The decision by the Ministry of Industry and Food Processing to give preference to a few companies, including ITC, under the PLI seafood program in fiscal year 2019-2020 has upset some leading and genuine seafood exporters, which were not included.
A seasoned exporter in the industry, who did not wish to be identified, said Activity area that the entry criteria for a minimum turnover of 600 crore for the PLI program was unfair, as many fellowship members were just below that figure for the qualifying year. But these companies meet the other criteria such as minimum investment and CAGR for inclusion in the PLI scheme.
He alleged that the ITC qualified after including all of its food product sales to qualify for the seafood LIP. If only seafood exports had been taken, the company would not have qualified because its seafood exports were far lower than those of more than 50 family exporters, he said.
According to him, the criteria set by the ministry prevented many large seafood processors from applying to the PLI program. Due to entry eligibility criteria, many were unable to apply in FY 2019-2020 as their turnover was less than 600 crore.
It is also pointed out that the Seafood Exporters Association had even met senior officials of the ministry in July seeking relaxation. Still, the authorities expressed their inability to change the eligibility criteria, citing the Cabinet decision.
The exporter also pointed out that changing the criteria to a single investment was not sufficiently and correctly informed about the seafood trade. For this reason, some large exporters who are in the process of setting up new seafood factories.
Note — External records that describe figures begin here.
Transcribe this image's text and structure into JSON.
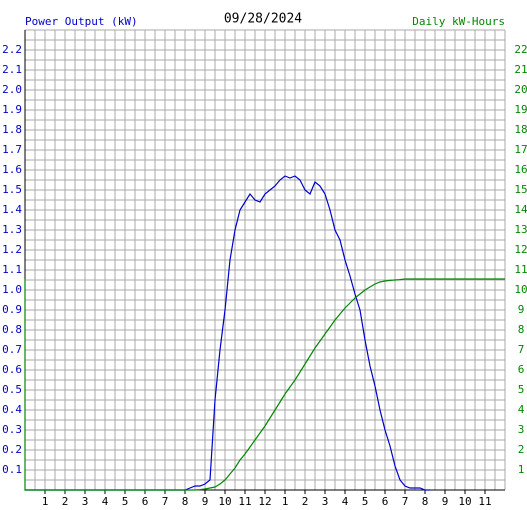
{
  "chart_data": {
    "type": "line",
    "title": "09/28/2024",
    "y_label": "Power Output (kW)",
    "y2_label": "Daily kW-Hours",
    "x": [
      0,
      0,
      8,
      8.25,
      8.5,
      8.75,
      9,
      9.25,
      9.5,
      9.75,
      10,
      10.25,
      10.5,
      10.75,
      11,
      11.25,
      11.5,
      11.75,
      12,
      12.25,
      12.5,
      12.75,
      13,
      13.25,
      13.5,
      13.75,
      14,
      14.25,
      14.5,
      14.75,
      15,
      15.25,
      15.5,
      15.75,
      16,
      16.25,
      16.5,
      16.75,
      17,
      17.25,
      17.5,
      17.75,
      18,
      18.25,
      18.5,
      18.75,
      19,
      19.25,
      19.5,
      19.75,
      20,
      20.25,
      24
    ],
    "series": [
      {
        "color": "#0000cc",
        "values": [
          0,
          0,
          0,
          0.01,
          0.02,
          0.02,
          0.03,
          0.05,
          0.45,
          0.7,
          0.9,
          1.15,
          1.3,
          1.4,
          1.44,
          1.48,
          1.45,
          1.44,
          1.48,
          1.5,
          1.52,
          1.55,
          1.57,
          1.56,
          1.57,
          1.55,
          1.5,
          1.48,
          1.54,
          1.52,
          1.48,
          1.4,
          1.3,
          1.25,
          1.15,
          1.07,
          0.98,
          0.9,
          0.75,
          0.62,
          0.52,
          0.4,
          0.3,
          0.22,
          0.12,
          0.05,
          0.02,
          0.01,
          0.01,
          0.01,
          0,
          0,
          null
        ]
      },
      {
        "color": "#008800",
        "axis": "y2",
        "values": [
          10.55,
          0,
          0,
          0,
          0,
          0.02,
          0.05,
          0.1,
          0.15,
          0.3,
          0.5,
          0.8,
          1.1,
          1.5,
          1.8,
          2.15,
          2.5,
          2.85,
          3.2,
          3.6,
          4.0,
          4.4,
          4.8,
          5.15,
          5.5,
          5.9,
          6.3,
          6.7,
          7.1,
          7.45,
          7.8,
          8.15,
          8.5,
          8.8,
          9.1,
          9.35,
          9.6,
          9.8,
          10.0,
          10.15,
          10.3,
          10.4,
          10.45,
          10.48,
          10.5,
          10.52,
          10.55,
          10.55,
          10.55,
          10.55,
          10.55,
          10.55,
          10.55
        ]
      }
    ],
    "xlim": [
      0,
      24
    ],
    "xticks": [
      1,
      2,
      3,
      4,
      5,
      6,
      7,
      8,
      9,
      10,
      11,
      12,
      {
        "value": 13,
        "label": "1"
      },
      {
        "value": 14,
        "label": "2"
      },
      {
        "value": 15,
        "label": "3"
      },
      {
        "value": 16,
        "label": "4"
      },
      {
        "value": 17,
        "label": "5"
      },
      {
        "value": 18,
        "label": "6"
      },
      {
        "value": 19,
        "label": "7"
      },
      {
        "value": 20,
        "label": "8"
      },
      {
        "value": 21,
        "label": "9"
      },
      {
        "value": 22,
        "label": "10"
      },
      {
        "value": 23,
        "label": "11"
      }
    ],
    "ylim": [
      0,
      2.3
    ],
    "yticks": [
      0.1,
      0.2,
      0.3,
      0.4,
      0.5,
      0.6,
      0.7,
      0.8,
      0.9,
      {
        "value": 1,
        "label": "1.0"
      },
      1.1,
      1.2,
      1.3,
      1.4,
      1.5,
      1.6,
      1.7,
      1.8,
      1.9,
      {
        "value": 2,
        "label": "2.0"
      },
      2.1,
      2.2
    ],
    "y2lim": [
      0,
      23
    ],
    "y2ticks": [
      1,
      2,
      3,
      4,
      5,
      6,
      7,
      8,
      9,
      10,
      11,
      12,
      13,
      14,
      15,
      16,
      17,
      18,
      19,
      20,
      21,
      22
    ],
    "grid": true
  }
}
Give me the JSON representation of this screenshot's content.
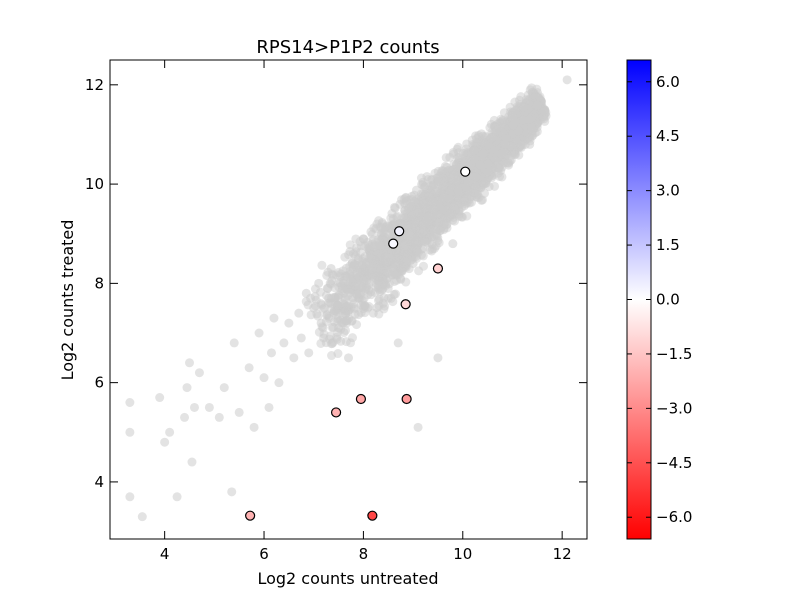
{
  "chart_data": {
    "type": "scatter",
    "title": "RPS14>P1P2 counts",
    "xlabel": "Log2 counts untreated",
    "ylabel": "Log2 counts treated",
    "xlim": [
      2.9,
      12.5
    ],
    "ylim": [
      2.85,
      12.5
    ],
    "xticks": [
      4,
      6,
      8,
      10,
      12
    ],
    "yticks": [
      4,
      6,
      8,
      10,
      12
    ],
    "grid": false,
    "background_series": {
      "name": "",
      "color": "#cccccc",
      "description_points": [
        [
          3.3,
          5.6
        ],
        [
          3.3,
          5.0
        ],
        [
          3.3,
          3.7
        ],
        [
          3.55,
          3.3
        ],
        [
          3.9,
          5.7
        ],
        [
          4.0,
          4.8
        ],
        [
          4.1,
          5.0
        ],
        [
          4.25,
          3.7
        ],
        [
          4.4,
          5.3
        ],
        [
          4.45,
          5.9
        ],
        [
          4.5,
          6.4
        ],
        [
          4.55,
          4.4
        ],
        [
          4.6,
          5.5
        ],
        [
          4.7,
          6.2
        ],
        [
          4.9,
          5.5
        ],
        [
          5.1,
          5.3
        ],
        [
          5.2,
          5.9
        ],
        [
          5.35,
          3.8
        ],
        [
          5.4,
          6.8
        ],
        [
          5.5,
          5.4
        ],
        [
          5.7,
          6.3
        ],
        [
          5.8,
          5.1
        ],
        [
          5.9,
          7.0
        ],
        [
          6.0,
          6.1
        ],
        [
          6.1,
          5.5
        ],
        [
          6.15,
          6.6
        ],
        [
          6.2,
          7.3
        ],
        [
          6.3,
          6.0
        ],
        [
          6.4,
          6.8
        ],
        [
          6.5,
          7.2
        ],
        [
          6.6,
          6.5
        ],
        [
          6.7,
          7.4
        ],
        [
          6.75,
          6.9
        ],
        [
          6.85,
          7.8
        ],
        [
          6.9,
          6.6
        ],
        [
          7.0,
          7.5
        ],
        [
          7.1,
          8.0
        ],
        [
          7.15,
          7.2
        ],
        [
          7.2,
          6.9
        ],
        [
          7.3,
          7.7
        ],
        [
          7.35,
          8.3
        ],
        [
          7.5,
          7.1
        ],
        [
          7.6,
          8.0
        ],
        [
          7.7,
          6.5
        ],
        [
          7.8,
          8.6
        ],
        [
          7.9,
          7.7
        ],
        [
          8.0,
          8.9
        ],
        [
          8.1,
          8.2
        ],
        [
          8.2,
          7.4
        ],
        [
          8.25,
          9.1
        ],
        [
          8.4,
          8.5
        ],
        [
          8.5,
          7.7
        ],
        [
          8.6,
          9.3
        ],
        [
          8.7,
          6.8
        ],
        [
          8.8,
          8.9
        ],
        [
          8.9,
          9.5
        ],
        [
          9.0,
          8.4
        ],
        [
          9.1,
          5.1
        ],
        [
          9.2,
          9.8
        ],
        [
          9.3,
          9.1
        ],
        [
          9.5,
          6.5
        ],
        [
          9.6,
          9.5
        ],
        [
          9.7,
          10.1
        ],
        [
          9.8,
          8.8
        ],
        [
          9.9,
          9.8
        ],
        [
          10.0,
          10.4
        ],
        [
          10.2,
          10.0
        ],
        [
          10.3,
          10.6
        ],
        [
          10.5,
          10.3
        ],
        [
          10.6,
          10.8
        ],
        [
          10.8,
          10.5
        ],
        [
          10.9,
          11.0
        ],
        [
          11.0,
          11.2
        ],
        [
          11.2,
          11.0
        ],
        [
          11.4,
          11.5
        ],
        [
          11.6,
          11.5
        ],
        [
          12.1,
          12.1
        ]
      ]
    },
    "highlighted_points": [
      {
        "x": 10.05,
        "y": 10.25,
        "value": 0.0
      },
      {
        "x": 8.72,
        "y": 9.05,
        "value": 0.3
      },
      {
        "x": 8.6,
        "y": 8.8,
        "value": 0.2
      },
      {
        "x": 9.5,
        "y": 8.3,
        "value": -1.2
      },
      {
        "x": 8.85,
        "y": 7.58,
        "value": -1.0
      },
      {
        "x": 7.95,
        "y": 5.67,
        "value": -2.3
      },
      {
        "x": 8.87,
        "y": 5.67,
        "value": -2.6
      },
      {
        "x": 7.45,
        "y": 5.4,
        "value": -2.0
      },
      {
        "x": 5.72,
        "y": 3.32,
        "value": -2.0
      },
      {
        "x": 8.18,
        "y": 3.32,
        "value": -4.8
      }
    ],
    "colorbar": {
      "min": -6.6,
      "max": 6.6,
      "ticks": [
        "6.0",
        "4.5",
        "3.0",
        "1.5",
        "0.0",
        "−1.5",
        "−3.0",
        "−4.5",
        "−6.0"
      ],
      "tick_values": [
        6.0,
        4.5,
        3.0,
        1.5,
        0.0,
        -1.5,
        -3.0,
        -4.5,
        -6.0
      ],
      "colormap": "bwr_reversed",
      "color_high": "#0000ff",
      "color_mid": "#ffffff",
      "color_low": "#ff0000"
    }
  }
}
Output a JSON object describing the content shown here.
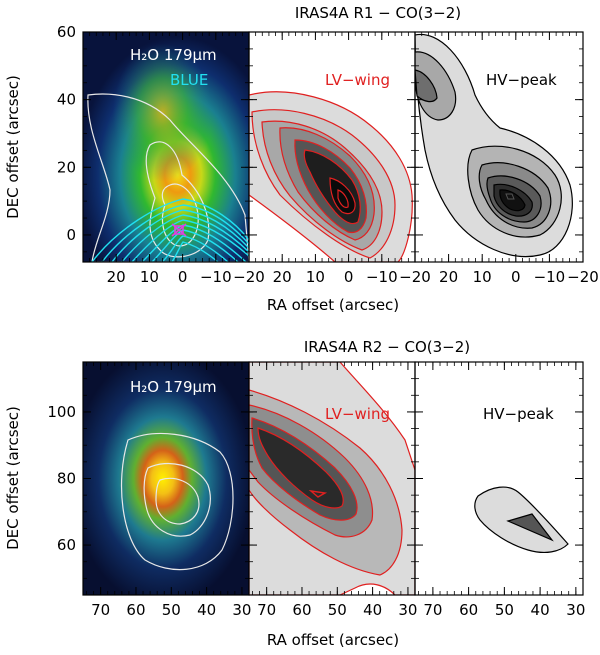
{
  "chart_data": [
    {
      "type": "contour",
      "title": "IRAS4A R1 − CO(3−2)",
      "xlabel": "RA offset (arcsec)",
      "ylabel": "DEC offset (arcsec)",
      "xlim": [
        30,
        -20
      ],
      "ylim": [
        -8,
        60
      ],
      "x_ticks": [
        20,
        10,
        0,
        -10,
        -20
      ],
      "x_tick_labels": [
        "20",
        "10",
        "0",
        "−10",
        "−20"
      ],
      "y_ticks": [
        0,
        20,
        40,
        60
      ],
      "y_tick_labels": [
        "0",
        "20",
        "40",
        "60"
      ],
      "panels": [
        {
          "label": "H₂O 179μm",
          "sublabel": "BLUE",
          "label_color": "#ffffff",
          "sublabel_color": "#22e0f0"
        },
        {
          "label": "LV−wing",
          "label_color": "#e02020",
          "peak_x": 0,
          "peak_y": 12,
          "contour_levels": 7
        },
        {
          "label": "HV−peak",
          "label_color": "#000000",
          "peaks": [
            {
              "x": 22,
              "y": 45
            },
            {
              "x": 0,
              "y": 12
            }
          ],
          "contour_levels": 6
        }
      ]
    },
    {
      "type": "contour",
      "title": "IRAS4A R2 − CO(3−2)",
      "xlabel": "RA offset (arcsec)",
      "ylabel": "DEC offset (arcsec)",
      "xlim": [
        75,
        28
      ],
      "ylim": [
        45,
        115
      ],
      "x_ticks": [
        70,
        60,
        50,
        40,
        30
      ],
      "x_tick_labels": [
        "70",
        "60",
        "50",
        "40",
        "30"
      ],
      "y_ticks": [
        60,
        80,
        100
      ],
      "y_tick_labels": [
        "60",
        "80",
        "100"
      ],
      "panels": [
        {
          "label": "H₂O 179μm",
          "label_color": "#ffffff",
          "peak_x": 50,
          "peak_y": 75
        },
        {
          "label": "LV−wing",
          "label_color": "#e02020",
          "peak_x": 46,
          "peak_y": 76,
          "contour_levels": 5
        },
        {
          "label": "HV−peak",
          "label_color": "#000000",
          "peak_x": 45,
          "peak_y": 68,
          "contour_levels": 2
        }
      ]
    }
  ]
}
Seafood products could not claim to be included in the program, even if they exceed the minimum investment criteria and the CAGR. These companies could not even apply online as the 600 crore entry barrier prevents them from accepting their applications.
No response from MPEDA
An email requesting comment from the Marine Products Exports Development Authority did not elicit a response until this report was released.
When contacted, Alex K. Ninan, President of the India-Kerala Region Seafood Exporters Association, said that no state player would be eligible to be included in the PLI program. in the current form as they would fall below the baseline of 600. turnover crore. Out of the country’s 42,000 crore seafood exports, Kerala’s seafood exports contribution was 5,000 crore.
The program is not beneficial to most players in the seafood industry, and it will give cash-rich multinationals and exporters an advantage. Most of the country’s exporters are medium and small-sized companies and fall below the benchmark of 600 crore in turnover. To promote exports, he suggested a level playing field for all rather than focusing on very few with an uneven distribution of incentives.